Ada beberapa poin yang membuat ragu pada integritas penyelenggara Pemilu: Pertama, kehadiran tim seleksi (timsel) KPU dan Bawaslu tingkat Provinsi dan Kabupaten yang dibentuk secara senyap tanpa transparansi. Ini jelas dapat memberikan peluang titip-menitip dan deal-deal kepentingan yang dapat merusak independensi dan objektivitas proses seleksi.
Kedua, adanya perseteruan kepentingan ormas-ormas dalam rekrutmen yang juga mengurangi integritas seleksi karena penilaian sangat mungkin berdasarkan subjektifitas perkoncoan ormasisme. Kemudian ketiga tentang intrik partai politik atau tokoh-tokoh politik tertentu dalam proses seleksi yang sangat mungkin merusak objektifitas seleksi.
Maka tidak heran jika kemudian muncul beragam masalah di setiap rekrutmen penyelenggara Pemilu. Misalnya soal ketidakjelasan instrumen penilaian, keberpihakan anggota timsel, nepotisme, hingga lolosnya nama-nama eks tim sukses calon kepala daerah yang jelas afiliasi politiknya.
Ini tentu saja mengurangi keyakinan publik terhadap integritas proses seleksi yang akhirnya juga meragukan hasil seleksi. Padahal masa depan demokrasi terutama Pemilu diletakkan di tangan para penyelenggara.
Menurut penulis, setidaknya ada tiga dampak negatif jika rekrutmen penyelenggara Pemilu dilakukan tidak berintegritas:
1. Kurangnya kepercayaan publik
Jika proses rekrutmen tidak transparan dan adil, masyarakat akan meragukan integritas anggota KPU dan Bawaslu.
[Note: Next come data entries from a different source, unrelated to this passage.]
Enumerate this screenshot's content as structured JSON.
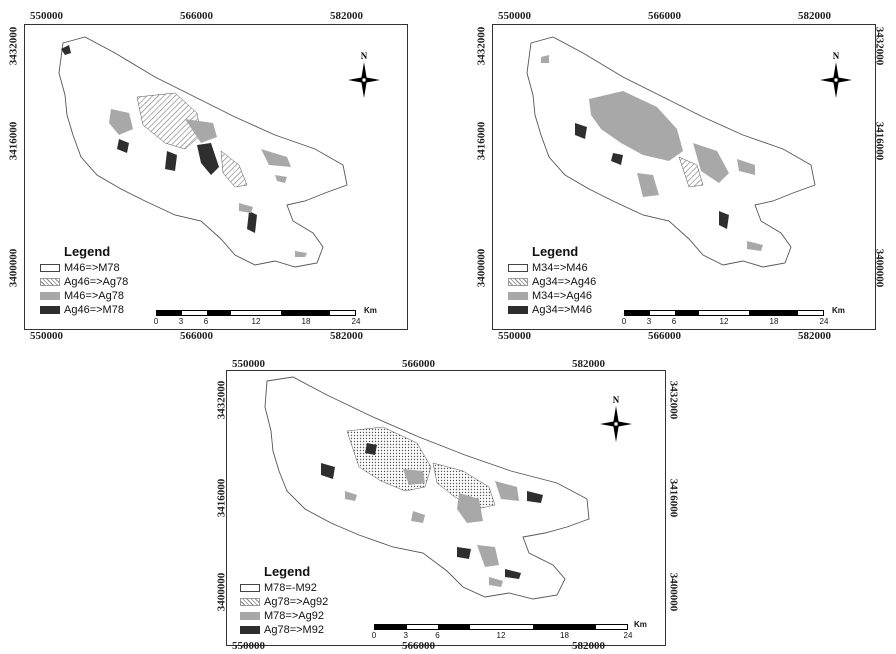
{
  "panels": [
    {
      "id": "panel-1",
      "top_coords": [
        "550000",
        "566000",
        "582000"
      ],
      "bottom_coords": [
        "550000",
        "566000",
        "582000"
      ],
      "left_coords": [
        "3432000",
        "3416000",
        "3400000"
      ],
      "legend": {
        "title": "Legend",
        "items": [
          {
            "label": "M46=>M78",
            "style": "open"
          },
          {
            "label": "Ag46=>Ag78",
            "style": "hatch"
          },
          {
            "label": "M46=>Ag78",
            "style": "grey"
          },
          {
            "label": "Ag46=>M78",
            "style": "dark"
          }
        ]
      },
      "north_label": "N",
      "scale": {
        "unit": "Km",
        "ticks": [
          "0",
          "3",
          "6",
          "12",
          "18",
          "24"
        ]
      }
    },
    {
      "id": "panel-2",
      "top_coords": [
        "550000",
        "566000",
        "582000"
      ],
      "bottom_coords": [
        "550000",
        "566000",
        "582000"
      ],
      "left_coords": [
        "3432000",
        "3416000",
        "3400000"
      ],
      "right_coords": [
        "3432000",
        "3416000",
        "3400000"
      ],
      "legend": {
        "title": "Legend",
        "items": [
          {
            "label": "M34=>M46",
            "style": "open"
          },
          {
            "label": "Ag34=>Ag46",
            "style": "hatch"
          },
          {
            "label": "M34=>Ag46",
            "style": "grey"
          },
          {
            "label": "Ag34=>M46",
            "style": "dark"
          }
        ]
      },
      "north_label": "N",
      "scale": {
        "unit": "Km",
        "ticks": [
          "0",
          "3",
          "6",
          "12",
          "18",
          "24"
        ]
      }
    },
    {
      "id": "panel-3",
      "top_coords": [
        "550000",
        "566000",
        "582000"
      ],
      "bottom_coords": [
        "550000",
        "566000",
        "582000"
      ],
      "left_coords": [
        "3432000",
        "3416000",
        "3400000"
      ],
      "right_coords": [
        "3432000",
        "3416000",
        "3400000"
      ],
      "legend": {
        "title": "Legend",
        "items": [
          {
            "label": "M78=-M92",
            "style": "open"
          },
          {
            "label": "Ag78=>Ag92",
            "style": "hatch"
          },
          {
            "label": "M78=>Ag92",
            "style": "grey"
          },
          {
            "label": "Ag78=>M92",
            "style": "dark"
          }
        ]
      },
      "north_label": "N",
      "scale": {
        "unit": "Km",
        "ticks": [
          "0",
          "3",
          "6",
          "12",
          "18",
          "24"
        ]
      }
    }
  ],
  "colors": {
    "open": "#ffffff",
    "hatch": "#888888",
    "grey": "#a8a8a8",
    "dark": "#2e2e2e"
  }
}
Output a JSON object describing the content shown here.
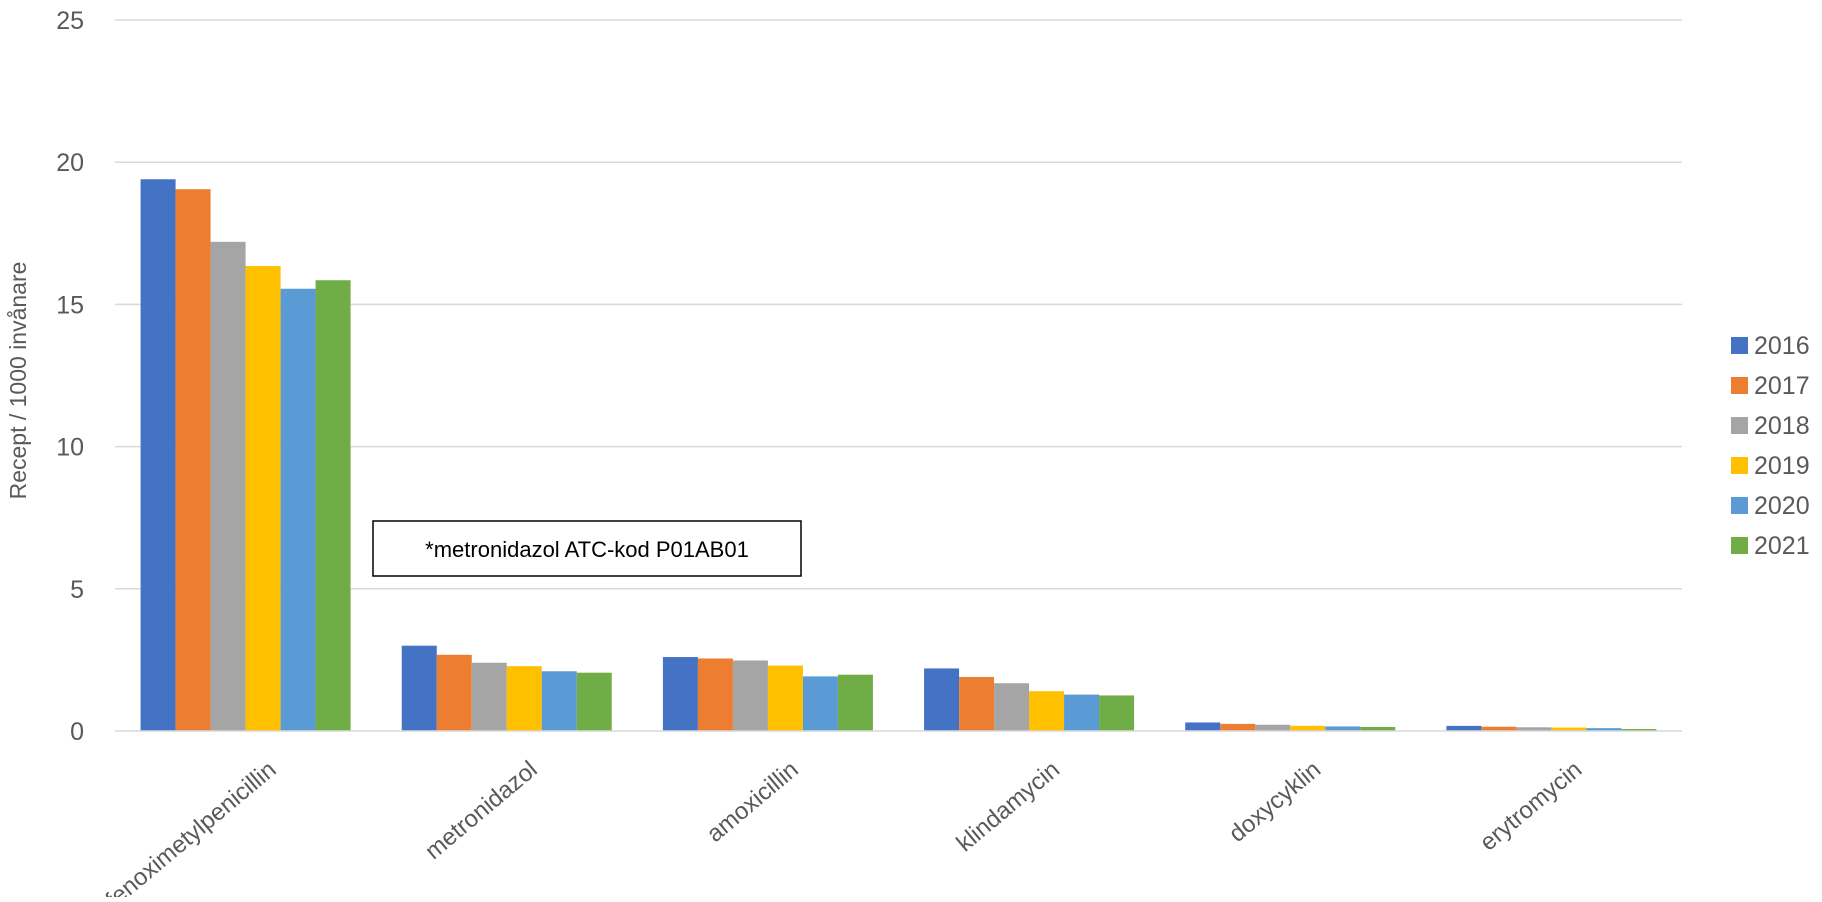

Hal ini dapat menyebabkan kurangnya kepercayaan publik terhadap hasil Pemilu dan melemahkan legitimasi demokrasi.
2. Potensi pelanggaran dan kecurangan
Jika anggota KPU dan Bawaslu tidak dipilih berdasarkan kualifikasi dan integritas yang baik, ada risiko bahwa mereka dapat terlibat dalam pelanggaran atau kecurangan dalam penyelenggaraan Pemilu. Ini dapat merusak integritas dan keadilan Pemilu.
3. Ketidaknetralan
Rekrutmen yang tidak berintegritas dapat mengakibatkan anggota KPU dan Bawaslu tidak menjaga netralitas dalam menjalankan tugasnya. Mereka dapat terpengaruh oleh kepentingan politik atau pihak-pihak tertentu, yang dapat merugikan proses Pemilu.
Maka untuk menghindari hal-hal tersebut, penting untuk menjalankan proses rekrutmen anggota KPU dan Bawaslu dengan prinsip-prinsip integritas, transparansi, dan adil. Proses seleksi harus didasarkan pada kualifikasi yang jelas dan objektif, serta melibatkan pihak-pihak independen untuk mengawasi dan memastikan integritasnya.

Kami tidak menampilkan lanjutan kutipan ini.